1. The respondent was ordered to pay 15% of the value of the property at 17 Duicker Crescent Borrowdale within 30 days of the order. 2. Payment shall be in United States Dollars or the equivalent amount at the interbank rate prevailing on the date of payment. 3. In the event of failure to pay within 30 days, the property shall be sold by an Estate Agent nominated by the Registrar of the High Court within 10 days after such failure. 4. The Estate Agent shall upon selling the property pay the applicant her 15% value upon transfer to be done by the applicant's legal practitioners. 5. Respondent shall pay costs of suit on an ordinary scale.
Where a judgment has been suspended by an appeal and is subsequently revived by consent order after 22 February 2019, the judgment debt arises on the date of revival, not the date of the original judgment. Consequently, the Zambezi Gas Zimbabwe principle allowing pre-22 February 2019 USD debts to be discharged in RTGS dollars at 1:1 does not apply. Payment of a share in property value must be made in a manner that reflects the true value at the prevailing exchange rate to avoid unjust enrichment of the debtor.
The court observed that allowing payment in RTGS dollars at the 1:1 rate would effectively award the respondent 100% of the property value, demonstrating the inequitable consequences of misapplying the Zambezi Gas principle. The court also noted that no property in Zimbabwe is sold on RTGS value, but properties are disposed of in USD, and any party receiving RTGS value receives it on conversion at the interbank rate. The court declined to award costs on a legal practitioner-client scale, finding that ordinary costs would meet the justice of the case.

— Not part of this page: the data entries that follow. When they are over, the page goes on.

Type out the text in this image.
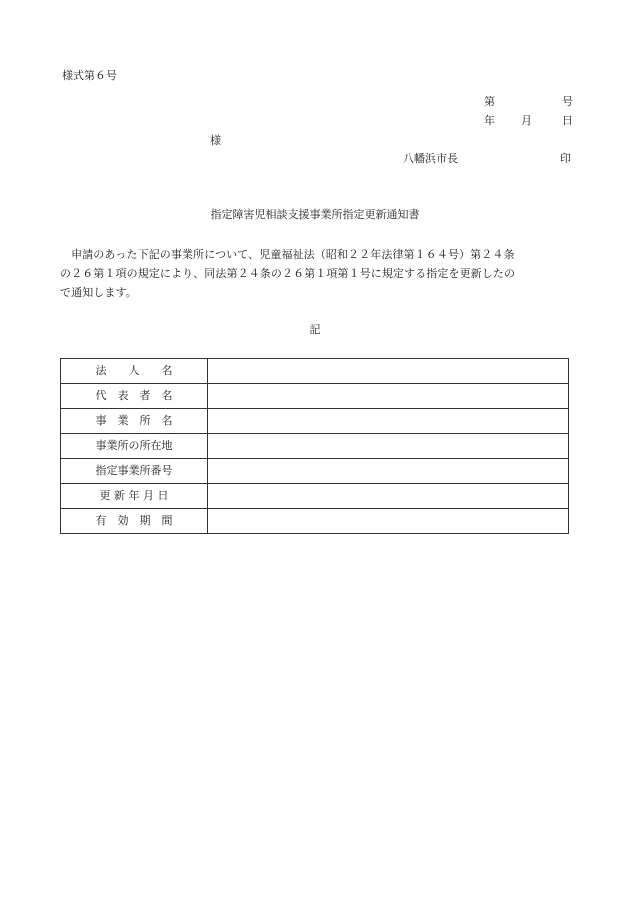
様式第６号
第	号
年 月	日
様
八幡浜市長	印
指定障害児相談支援事業所指定更新通知書
　申請のあった下記の事業所について、児童福祉法（昭和２２年法律第１６４号）第２４条
の２６第１項の規定により、同法第２４条の２６第１項第１号に規定する指定を更新したの
で通知します。
記
法　　人　　名	
代　表　者　名	
事　業　所　名	
事業所の所在地	
指定事業所番号	
更 新 年 月 日	
有　効　期　間	
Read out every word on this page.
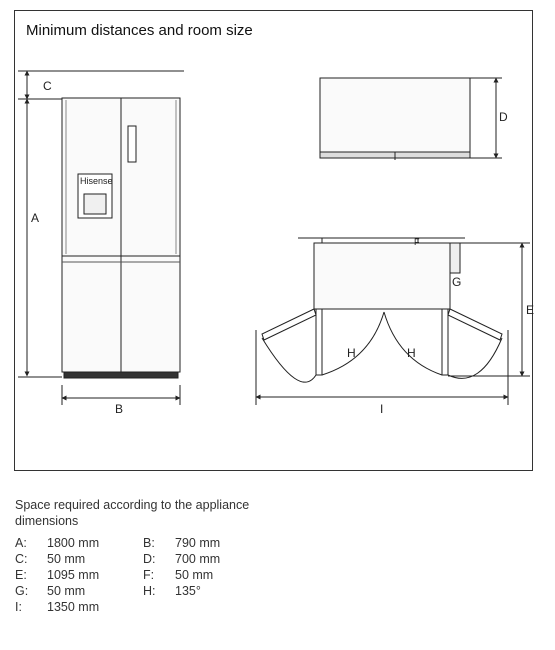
Minimum distances and room size
Hisense
A
C
B
D
F
G
E
H	H
I
Space required according to the appliance dimensions
A: 1800 mm
C: 50 mm
E: 1095 mm
G: 50 mm
I: 1350 mm
B: 790 mm
D: 700 mm
F: 50 mm
H: 135°
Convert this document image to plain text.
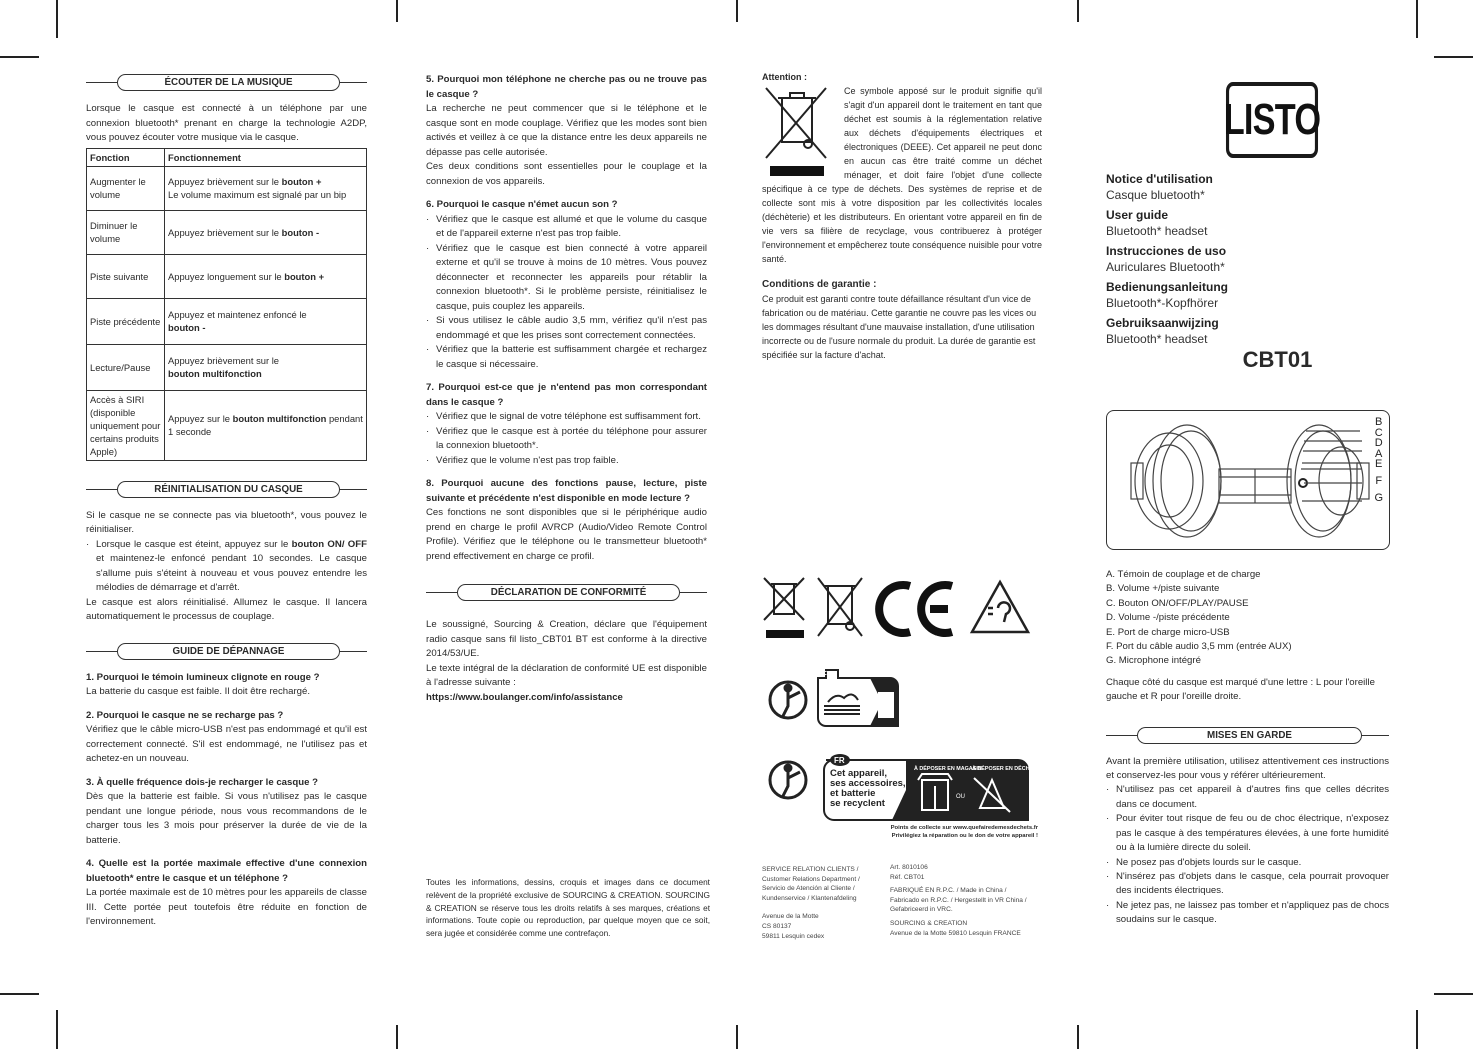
ÉCOUTER DE LA MUSIQUE

Lorsque le casque est connecté à un téléphone par une connexion bluetooth* prenant en charge la technologie A2DP, vous pouvez écouter votre musique via le casque.

Fonction	Fonctionnement
Augmenter le volume	Appuyez brièvement sur le bouton +
Le volume maximum est signalé par un bip
Diminuer le volume	Appuyez brièvement sur le bouton -
Piste suivante	Appuyez longuement sur le bouton +
Piste précédente	Appuyez et maintenez enfoncé le
bouton -
Lecture/Pause	Appuyez brièvement sur le
bouton multifonction
Accès à SIRI (disponible uniquement pour certains produits Apple)	Appuyez sur le bouton multifonction pendant 1 seconde
RÉINITIALISATION DU CASQUE

Si le casque ne se connecte pas via bluetooth*, vous pouvez le réinitialiser.

· Lorsque le casque est éteint, appuyez sur le bouton ON/ OFF et maintenez-le enfoncé pendant 10 secondes. Le casque s'allume puis s'éteint à nouveau et vous pouvez entendre les mélodies de démarrage et d'arrêt.

Le casque est alors réinitialisé. Allumez le casque. Il lancera automatiquement le processus de couplage.

GUIDE DE DÉPANNAGE

1. Pourquoi le témoin lumineux clignote en rouge ?

La batterie du casque est faible. Il doit être rechargé.

2. Pourquoi le casque ne se recharge pas ?

Vérifiez que le câble micro-USB n'est pas endommagé et qu'il est correctement connecté. S'il est endommagé, ne l'utilisez pas et achetez-en un nouveau.

3. À quelle fréquence dois-je recharger le casque ?

Dès que la batterie est faible. Si vous n'utilisez pas le casque pendant une longue période, nous vous recommandons de le charger tous les 3 mois pour préserver la durée de vie de la batterie.

4. Quelle est la portée maximale effective d'une connexion bluetooth* entre le casque et un téléphone ?

La portée maximale est de 10 mètres pour les appareils de classe III. Cette portée peut toutefois être réduite en fonction de l'environnement.

5. Pourquoi mon téléphone ne cherche pas ou ne trouve pas le casque ?

La recherche ne peut commencer que si le téléphone et le casque sont en mode couplage. Vérifiez que les modes sont bien activés et veillez à ce que la distance entre les deux appareils ne dépasse pas celle autorisée.

Ces deux conditions sont essentielles pour le couplage et la connexion de vos appareils.

6. Pourquoi le casque n'émet aucun son ?

· Vérifiez que le casque est allumé et que le volume du casque et de l'appareil externe n'est pas trop faible.
· Vérifiez que le casque est bien connecté à votre appareil externe et qu'il se trouve à moins de 10 mètres. Vous pouvez déconnecter et reconnecter les appareils pour rétablir la connexion bluetooth*. Si le problème persiste, réinitialisez le casque, puis couplez les appareils.
· Si vous utilisez le câble audio 3,5 mm, vérifiez qu'il n'est pas endommagé et que les prises sont correctement connectées.
· Vérifiez que la batterie est suffisamment chargée et rechargez le casque si nécessaire.

7. Pourquoi est-ce que je n'entend pas mon correspondant dans le casque ?

· Vérifiez que le signal de votre téléphone est suffisamment fort.
· Vérifiez que le casque est à portée du téléphone pour assurer la connexion bluetooth*.
· Vérifiez que le volume n'est pas trop faible.

8. Pourquoi aucune des fonctions pause, lecture, piste suivante et précédente n'est disponible en mode lecture ?

Ces fonctions ne sont disponibles que si le périphérique audio prend en charge le profil AVRCP (Audio/Video Remote Control Profile). Vérifiez que le téléphone ou le transmetteur bluetooth* prend effectivement en charge ce profil.

DÉCLARATION DE CONFORMITÉ

Le soussigné, Sourcing & Creation, déclare que l'équipement radio casque sans fil listo_CBT01 BT est conforme à la directive 2014/53/UE.

Le texte intégral de la déclaration de conformité UE est disponible à l'adresse suivante :

https://www.boulanger.com/info/assistance

Toutes les informations, dessins, croquis et images dans ce document relèvent de la propriété exclusive de SOURCING & CREATION. SOURCING & CREATION se réserve tous les droits relatifs à ses marques, créations et informations. Toute copie ou reproduction, par quelque moyen que ce soit, sera jugée et considérée comme une contrefaçon.
Attention :

Ce symbole apposé sur le produit signifie qu'il s'agit d'un appareil dont le traitement en tant que déchet est soumis à la réglementation relative aux déchets d'équipements électriques et électroniques (DEEE). Cet appareil ne peut donc en aucun cas être traité comme un déchet ménager, et doit faire l'objet d'une collecte spécifique à ce type de déchets. Des systèmes de reprise et de collecte sont mis à votre disposition par les collectivités locales (déchèterie) et les distributeurs. En orientant votre appareil en fin de vie vers sa filière de recyclage, vous contribuerez à protéger l'environnement et empêcherez toute conséquence nuisible pour votre santé.

Conditions de garantie :

Ce produit est garanti contre toute défaillance résultant d'un vice de fabrication ou de matériau. Cette garantie ne couvre pas les vices ou les dommages résultant d'une mauvaise installation, d'une utilisation incorrecte ou de l'usure normale du produit. La durée de garantie est spécifiée sur la facture d'achat.

FR
FR
Cet appareil,
ses accessoires,
et batterie
se recyclent
À DÉPOSER EN MAGASIN
À DÉPOSER EN DÉCHÈTERIE
OU
Points de collecte sur www.quefairedemesdechets.fr
Privilégiez la réparation ou le don de votre appareil !
SERVICE RELATION CLIENTS /
Customer Relations Department /
Servicio de Atención al Cliente /
Kundenservice / Klantenafdeling
Avenue de la Motte
CS 80137
59811 Lesquin cedex
Art. 8010106
Réf. CBT01
FABRIQUÉ EN R.P.C. / Made in China /
Fabricado en R.P.C. / Hergestellt in VR China /
Gefabriceerd in VRC.
SOURCING & CREATION
Avenue de la Motte 59810 Lesquin FRANCE
LISTO
Notice d'utilisation
Casque bluetooth*
User guide
Bluetooth* headset
Instrucciones de uso
Auriculares Bluetooth*
Bedienungsanleitung
Bluetooth*-Kopfhörer
Gebruiksaanwijzing
Bluetooth* headset
CBT01
B
C
D
A
E
F
G
A. Témoin de couplage et de charge
B. Volume +/piste suivante
C. Bouton ON/OFF/PLAY/PAUSE
D. Volume -/piste précédente
E. Port de charge micro-USB
F. Port du câble audio 3,5 mm (entrée AUX)
G. Microphone intégré

Chaque côté du casque est marqué d'une lettre : L pour l'oreille gauche et R pour l'oreille droite.

MISES EN GARDE

Avant la première utilisation, utilisez attentivement ces instructions et conservez-les pour vous y référer ultérieurement.

· N'utilisez pas cet appareil à d'autres fins que celles décrites dans ce document.
· Pour éviter tout risque de feu ou de choc électrique, n'exposez pas le casque à des températures élevées, à une forte humidité ou à la lumière directe du soleil.
· Ne posez pas d'objets lourds sur le casque.
· N'insérez pas d'objets dans le casque, cela pourrait provoquer des incidents électriques.
· Ne jetez pas, ne laissez pas tomber et n'appliquez pas de chocs soudains sur le casque.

This case establishes important principles regarding the application of currency conversion rules to judgment debts in Zimbabwe, particularly in the context of divorce property settlements. It clarifies that the Zambezi Gas Zimbabwe principle (allowing pre-22 February 2019 USD debts to be discharged in RTGS dollars at 1:1) does not apply where the judgment debt only crystallized after that critical date, even if the original court order was made before that date. The case demonstrates that where an appeal suspends a judgment and it is later revived, the relevant date for determining the applicable currency regime is the date of revival, not the original judgment date. It also reinforces principles against unjust enrichment in the context of property distribution orders.